But even Beth’s bright reasoning failed to console the girl, and Beth went back to Dolly feeling quite downcast.
“There, if I didn’t forget your book! Let me tell you the news and then I will go back and get it.”
“Never mind the book,” said Dolly when Beth had told the story. “I feel too wretched to use it tonight. I wish you would tell Constance, though. She may know how to comfort Margery a little, and perhaps she can devise some plan for helping her.”
But while Constance was sympathetic and kind, she could think of no way for assisting Margery just then. “When she is ready to teach, I can help her, I am sure. I think it likely that she may be able to get a good position in one of the fashionable boarding-schools in New York; then she will not be obliged to leave home.”
So Margery’s friends did all that they could for her in a quiet way, but, after all, they could not carry her burden, and Margery felt in those days as if life were a hard thing.

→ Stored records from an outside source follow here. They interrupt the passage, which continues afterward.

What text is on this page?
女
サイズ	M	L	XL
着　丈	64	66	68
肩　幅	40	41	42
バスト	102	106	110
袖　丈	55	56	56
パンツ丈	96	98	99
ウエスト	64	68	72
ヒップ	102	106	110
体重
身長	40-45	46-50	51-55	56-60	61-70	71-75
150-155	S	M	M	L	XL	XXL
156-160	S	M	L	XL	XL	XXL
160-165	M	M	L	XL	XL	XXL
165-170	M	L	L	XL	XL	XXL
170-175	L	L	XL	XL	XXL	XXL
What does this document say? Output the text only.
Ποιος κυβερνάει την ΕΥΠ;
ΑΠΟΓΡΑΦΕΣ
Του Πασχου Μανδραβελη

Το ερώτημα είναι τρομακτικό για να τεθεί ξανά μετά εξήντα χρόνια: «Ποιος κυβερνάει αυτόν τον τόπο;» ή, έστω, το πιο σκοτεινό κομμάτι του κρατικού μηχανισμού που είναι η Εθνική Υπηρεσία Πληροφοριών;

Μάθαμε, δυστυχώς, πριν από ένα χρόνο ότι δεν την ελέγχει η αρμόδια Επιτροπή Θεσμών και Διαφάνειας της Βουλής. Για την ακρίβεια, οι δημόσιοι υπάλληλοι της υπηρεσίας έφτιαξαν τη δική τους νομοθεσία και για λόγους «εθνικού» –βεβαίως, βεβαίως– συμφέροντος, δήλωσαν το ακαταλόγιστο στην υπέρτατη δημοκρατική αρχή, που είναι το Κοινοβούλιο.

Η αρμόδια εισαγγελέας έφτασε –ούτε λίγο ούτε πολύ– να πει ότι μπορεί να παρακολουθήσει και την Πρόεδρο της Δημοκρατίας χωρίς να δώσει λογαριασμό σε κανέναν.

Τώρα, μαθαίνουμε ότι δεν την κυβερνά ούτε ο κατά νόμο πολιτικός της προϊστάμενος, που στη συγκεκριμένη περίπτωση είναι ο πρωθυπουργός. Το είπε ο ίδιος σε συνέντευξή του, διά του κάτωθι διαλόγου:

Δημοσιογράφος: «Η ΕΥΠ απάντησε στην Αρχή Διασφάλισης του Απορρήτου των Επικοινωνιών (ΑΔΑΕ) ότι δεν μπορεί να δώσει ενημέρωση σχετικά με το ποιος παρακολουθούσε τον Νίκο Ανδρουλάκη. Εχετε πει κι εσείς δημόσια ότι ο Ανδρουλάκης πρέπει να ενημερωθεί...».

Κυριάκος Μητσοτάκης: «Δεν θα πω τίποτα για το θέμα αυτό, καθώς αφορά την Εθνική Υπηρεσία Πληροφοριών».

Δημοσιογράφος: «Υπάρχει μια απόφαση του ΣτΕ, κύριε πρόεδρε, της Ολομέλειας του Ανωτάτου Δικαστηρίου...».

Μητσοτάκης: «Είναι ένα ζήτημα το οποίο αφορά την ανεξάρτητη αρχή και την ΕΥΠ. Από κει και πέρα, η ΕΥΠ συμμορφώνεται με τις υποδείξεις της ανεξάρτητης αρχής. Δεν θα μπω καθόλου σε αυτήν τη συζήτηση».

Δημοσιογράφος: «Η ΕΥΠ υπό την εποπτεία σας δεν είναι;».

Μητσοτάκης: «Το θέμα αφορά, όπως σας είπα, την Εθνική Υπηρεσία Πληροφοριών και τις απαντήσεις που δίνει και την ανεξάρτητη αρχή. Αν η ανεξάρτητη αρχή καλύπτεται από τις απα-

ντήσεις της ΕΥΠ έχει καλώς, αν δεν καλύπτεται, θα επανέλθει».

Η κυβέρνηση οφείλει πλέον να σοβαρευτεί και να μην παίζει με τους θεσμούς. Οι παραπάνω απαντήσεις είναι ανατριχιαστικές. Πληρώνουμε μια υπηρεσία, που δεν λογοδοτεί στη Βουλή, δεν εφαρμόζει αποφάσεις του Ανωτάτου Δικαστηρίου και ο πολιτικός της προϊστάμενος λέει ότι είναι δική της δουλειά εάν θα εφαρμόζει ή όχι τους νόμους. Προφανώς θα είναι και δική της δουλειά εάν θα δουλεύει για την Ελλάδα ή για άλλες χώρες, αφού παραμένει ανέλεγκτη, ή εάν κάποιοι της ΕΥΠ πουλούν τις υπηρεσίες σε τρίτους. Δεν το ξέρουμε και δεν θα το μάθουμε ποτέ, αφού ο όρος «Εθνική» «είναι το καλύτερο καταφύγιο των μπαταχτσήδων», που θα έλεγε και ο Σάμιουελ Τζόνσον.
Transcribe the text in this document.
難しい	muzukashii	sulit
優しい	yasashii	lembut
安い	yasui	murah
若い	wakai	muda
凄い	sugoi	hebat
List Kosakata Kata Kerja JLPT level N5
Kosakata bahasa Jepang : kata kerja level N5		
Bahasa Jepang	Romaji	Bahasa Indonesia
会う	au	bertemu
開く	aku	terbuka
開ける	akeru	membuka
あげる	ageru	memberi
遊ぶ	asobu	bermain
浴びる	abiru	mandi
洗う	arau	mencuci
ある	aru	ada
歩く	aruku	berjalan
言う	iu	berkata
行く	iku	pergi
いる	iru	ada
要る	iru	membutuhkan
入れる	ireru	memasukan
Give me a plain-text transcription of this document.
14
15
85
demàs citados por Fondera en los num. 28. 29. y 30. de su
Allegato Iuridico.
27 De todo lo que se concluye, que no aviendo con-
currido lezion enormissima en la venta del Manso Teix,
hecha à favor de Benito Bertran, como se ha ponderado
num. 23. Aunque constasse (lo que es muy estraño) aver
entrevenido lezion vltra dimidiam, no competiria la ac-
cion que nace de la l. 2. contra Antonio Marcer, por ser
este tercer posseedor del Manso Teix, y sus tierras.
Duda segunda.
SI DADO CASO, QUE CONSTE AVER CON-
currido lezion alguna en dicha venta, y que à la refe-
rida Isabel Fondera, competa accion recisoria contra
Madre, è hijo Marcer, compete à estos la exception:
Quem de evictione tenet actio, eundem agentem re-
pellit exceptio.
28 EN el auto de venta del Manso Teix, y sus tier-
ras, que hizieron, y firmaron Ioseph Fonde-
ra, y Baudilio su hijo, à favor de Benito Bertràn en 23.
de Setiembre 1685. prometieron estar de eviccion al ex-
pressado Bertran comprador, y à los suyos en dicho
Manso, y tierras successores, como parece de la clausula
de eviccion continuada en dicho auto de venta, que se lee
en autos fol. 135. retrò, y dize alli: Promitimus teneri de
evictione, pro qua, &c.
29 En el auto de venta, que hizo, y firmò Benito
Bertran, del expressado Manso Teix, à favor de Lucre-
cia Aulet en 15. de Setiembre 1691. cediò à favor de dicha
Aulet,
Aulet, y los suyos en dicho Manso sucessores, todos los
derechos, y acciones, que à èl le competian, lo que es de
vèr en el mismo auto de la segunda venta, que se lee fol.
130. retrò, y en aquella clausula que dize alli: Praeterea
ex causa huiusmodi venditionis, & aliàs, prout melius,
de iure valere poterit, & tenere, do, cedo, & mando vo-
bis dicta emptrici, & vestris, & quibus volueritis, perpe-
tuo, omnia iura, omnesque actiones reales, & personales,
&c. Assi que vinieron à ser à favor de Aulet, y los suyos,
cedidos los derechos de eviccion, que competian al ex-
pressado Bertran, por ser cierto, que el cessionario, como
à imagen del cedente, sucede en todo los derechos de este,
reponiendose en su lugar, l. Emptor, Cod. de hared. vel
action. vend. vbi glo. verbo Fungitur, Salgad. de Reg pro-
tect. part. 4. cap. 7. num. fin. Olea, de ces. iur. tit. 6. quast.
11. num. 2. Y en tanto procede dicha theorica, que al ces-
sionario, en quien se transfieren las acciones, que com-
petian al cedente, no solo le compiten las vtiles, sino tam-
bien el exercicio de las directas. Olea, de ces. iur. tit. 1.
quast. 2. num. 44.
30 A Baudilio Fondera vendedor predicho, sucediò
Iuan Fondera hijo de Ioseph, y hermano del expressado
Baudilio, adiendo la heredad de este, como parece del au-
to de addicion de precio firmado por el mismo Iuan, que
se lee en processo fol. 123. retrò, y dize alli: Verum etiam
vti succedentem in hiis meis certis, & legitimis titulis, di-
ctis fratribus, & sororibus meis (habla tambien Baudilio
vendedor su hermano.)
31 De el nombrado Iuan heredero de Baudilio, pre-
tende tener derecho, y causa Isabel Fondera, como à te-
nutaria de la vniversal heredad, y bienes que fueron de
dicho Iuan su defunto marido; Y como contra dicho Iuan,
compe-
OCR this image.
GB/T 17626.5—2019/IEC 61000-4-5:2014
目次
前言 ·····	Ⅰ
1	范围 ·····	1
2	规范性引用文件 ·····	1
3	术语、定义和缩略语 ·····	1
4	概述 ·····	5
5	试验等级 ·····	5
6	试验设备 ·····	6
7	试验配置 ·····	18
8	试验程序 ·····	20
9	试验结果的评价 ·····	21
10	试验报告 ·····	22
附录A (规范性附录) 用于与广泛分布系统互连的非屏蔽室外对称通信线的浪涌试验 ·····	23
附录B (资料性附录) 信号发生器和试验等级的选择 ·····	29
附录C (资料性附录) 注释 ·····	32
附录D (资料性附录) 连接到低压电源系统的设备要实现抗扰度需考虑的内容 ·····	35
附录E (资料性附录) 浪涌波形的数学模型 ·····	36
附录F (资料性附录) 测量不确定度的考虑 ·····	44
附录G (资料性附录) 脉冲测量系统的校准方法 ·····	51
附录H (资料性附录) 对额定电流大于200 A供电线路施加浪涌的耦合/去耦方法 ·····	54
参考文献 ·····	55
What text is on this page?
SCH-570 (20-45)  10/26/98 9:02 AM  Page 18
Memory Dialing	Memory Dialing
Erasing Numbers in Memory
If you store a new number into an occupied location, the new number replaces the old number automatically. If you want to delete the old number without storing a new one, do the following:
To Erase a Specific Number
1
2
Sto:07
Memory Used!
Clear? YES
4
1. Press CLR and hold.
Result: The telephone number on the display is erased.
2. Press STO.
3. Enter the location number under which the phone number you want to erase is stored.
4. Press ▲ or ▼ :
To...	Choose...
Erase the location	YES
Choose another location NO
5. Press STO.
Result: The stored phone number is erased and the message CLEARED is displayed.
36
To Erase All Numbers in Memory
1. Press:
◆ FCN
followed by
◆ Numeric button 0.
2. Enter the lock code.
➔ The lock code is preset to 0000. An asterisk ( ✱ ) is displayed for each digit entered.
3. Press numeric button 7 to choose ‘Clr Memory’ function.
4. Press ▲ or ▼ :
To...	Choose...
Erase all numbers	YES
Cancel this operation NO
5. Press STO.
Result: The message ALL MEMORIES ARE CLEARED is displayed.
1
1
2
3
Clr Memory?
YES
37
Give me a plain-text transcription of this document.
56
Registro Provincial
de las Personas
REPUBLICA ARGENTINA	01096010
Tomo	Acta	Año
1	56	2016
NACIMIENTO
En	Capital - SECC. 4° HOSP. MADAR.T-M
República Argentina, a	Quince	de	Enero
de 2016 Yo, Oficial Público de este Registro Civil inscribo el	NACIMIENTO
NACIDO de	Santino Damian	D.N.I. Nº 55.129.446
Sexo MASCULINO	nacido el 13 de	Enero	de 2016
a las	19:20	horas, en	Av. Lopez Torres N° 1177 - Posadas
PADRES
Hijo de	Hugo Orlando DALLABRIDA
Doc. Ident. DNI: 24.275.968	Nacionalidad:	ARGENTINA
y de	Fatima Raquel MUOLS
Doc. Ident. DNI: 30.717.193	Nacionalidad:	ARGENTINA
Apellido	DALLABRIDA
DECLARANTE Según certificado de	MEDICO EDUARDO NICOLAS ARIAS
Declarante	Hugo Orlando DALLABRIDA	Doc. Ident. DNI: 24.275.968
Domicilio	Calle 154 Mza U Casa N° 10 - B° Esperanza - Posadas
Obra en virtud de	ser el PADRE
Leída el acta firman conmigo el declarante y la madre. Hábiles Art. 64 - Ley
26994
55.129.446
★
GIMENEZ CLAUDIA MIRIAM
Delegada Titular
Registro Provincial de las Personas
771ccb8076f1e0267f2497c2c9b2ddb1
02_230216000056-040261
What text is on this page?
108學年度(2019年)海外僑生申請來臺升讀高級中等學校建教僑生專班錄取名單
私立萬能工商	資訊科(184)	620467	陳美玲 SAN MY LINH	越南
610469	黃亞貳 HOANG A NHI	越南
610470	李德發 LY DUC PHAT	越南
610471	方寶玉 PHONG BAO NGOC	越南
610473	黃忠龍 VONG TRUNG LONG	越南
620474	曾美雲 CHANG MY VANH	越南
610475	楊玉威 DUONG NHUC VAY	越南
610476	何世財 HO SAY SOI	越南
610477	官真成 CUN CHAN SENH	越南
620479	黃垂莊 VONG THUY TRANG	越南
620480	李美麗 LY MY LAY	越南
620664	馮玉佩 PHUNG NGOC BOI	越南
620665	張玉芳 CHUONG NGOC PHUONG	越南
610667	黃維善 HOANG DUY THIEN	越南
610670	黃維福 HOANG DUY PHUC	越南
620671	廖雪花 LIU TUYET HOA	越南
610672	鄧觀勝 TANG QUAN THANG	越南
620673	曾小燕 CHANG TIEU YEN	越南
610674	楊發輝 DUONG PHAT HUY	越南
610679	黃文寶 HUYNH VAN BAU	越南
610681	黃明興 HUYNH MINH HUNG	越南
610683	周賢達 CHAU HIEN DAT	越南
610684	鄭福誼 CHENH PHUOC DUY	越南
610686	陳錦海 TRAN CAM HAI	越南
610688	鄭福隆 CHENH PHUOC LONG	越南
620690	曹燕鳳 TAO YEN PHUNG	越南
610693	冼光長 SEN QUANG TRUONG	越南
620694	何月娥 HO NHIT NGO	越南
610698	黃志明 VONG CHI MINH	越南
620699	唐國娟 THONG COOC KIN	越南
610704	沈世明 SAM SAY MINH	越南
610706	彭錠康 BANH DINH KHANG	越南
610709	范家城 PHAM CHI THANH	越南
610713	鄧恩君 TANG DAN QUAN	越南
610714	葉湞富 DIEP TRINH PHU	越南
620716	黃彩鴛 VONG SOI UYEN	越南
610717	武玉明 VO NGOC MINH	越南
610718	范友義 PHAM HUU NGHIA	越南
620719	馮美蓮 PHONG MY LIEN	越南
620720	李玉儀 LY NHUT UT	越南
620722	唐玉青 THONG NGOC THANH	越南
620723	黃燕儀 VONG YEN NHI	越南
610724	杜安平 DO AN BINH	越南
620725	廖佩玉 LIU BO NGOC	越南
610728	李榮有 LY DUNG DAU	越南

Dolly’s headaches had grown no better; they had become perpetual, until Beth, in frightened desperation, wrote to Mrs. Alden. Before her mother reached the college, however, Dolly had been removed to the hospital, and several of the other students were developing symptoms of the same malarial fever that had attacked Dolly.
“There is much of this disease in the lower portion of the city. I have been attributing the trouble there to bad drinking water, but that hardly seems to account for the outbreak here, because your drinking water is wonderfully clear and pure.”
“We are often in that part of the city, though,” Beth said, “and we almost always get a drink at the fountain.”
“That accounts for it, then. How often have you been in the habit of going to that part of Westover?”
“Nearly every day. You know that we are required to take outdoor exercise.”